Numerical evidence of site effects contributing to triggering the Las Colinas landslide during the 2001 Mw = 7.7 El Salvador earthquake

Abstract

The Las Colinas landslide, which was triggered by the 13 January 2001, Mw = 7.7 El Salvador earthquake, was highly destructive. The local site is composed of pyroclastic flows, brown cinders, soft pyroclastic fall deposits and a thin palaeosol and is characterised by steep slopes. The extremely high ground motions recorded near the landslide location are assumed to be both produced by site effects and responsible for the landslide. To characterise the ground motion amplifications due to site effects in terms of the variation in geometrical and geological settings, parametric studies were conducted with a linear elastic slope model, which was vertically subjected to the scattering SV wave of the Gabor wavelet.

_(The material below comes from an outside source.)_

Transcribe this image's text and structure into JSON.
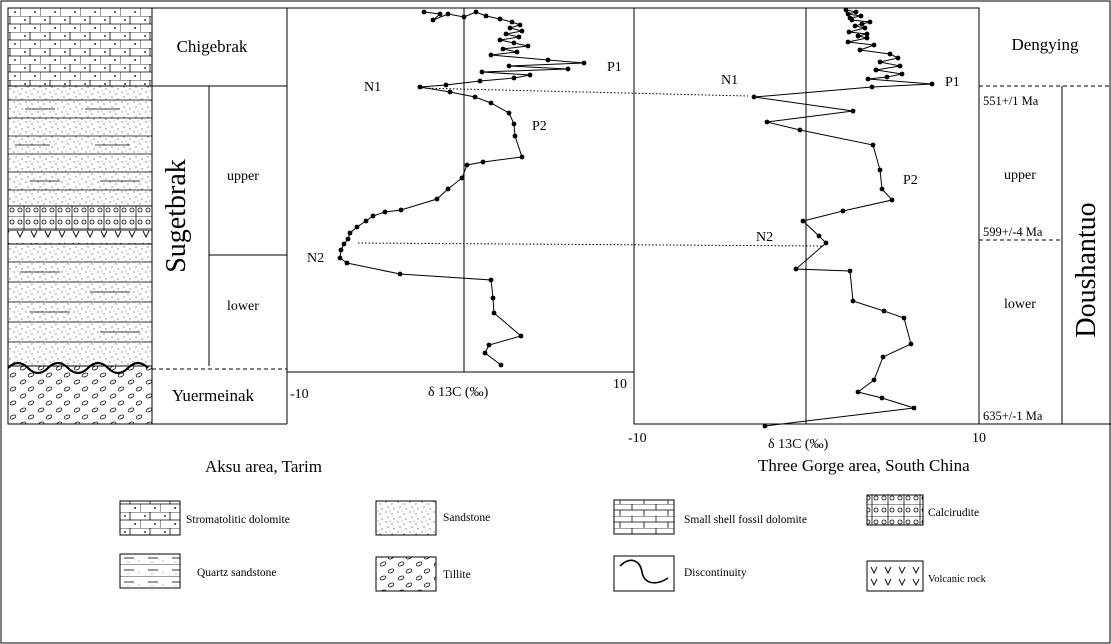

The results show that a maximum amplification is obtained when the model slope angle is approximately 30° (similar to the actual slope angle), and the maximum amplification is located approximately 20 m behind the crest, where the actual movement was initiated. Additionally, a slope with a height of approximately 160 m enhances ground motion amplification. The subsurface geology is found to induce a greater effect on amplification than that of the slope topography. In particular, a soft pyroclastic fall deposit is observed to contribute most of the ground motion amplification. According to the numerical results, it can be concluded that the local site conditions induced extremely high ground motions that then contributed to the slope movement. Although the thin, buried layer of palaeosol did not cause any significant amplification, its weak cohesion enhanced movement.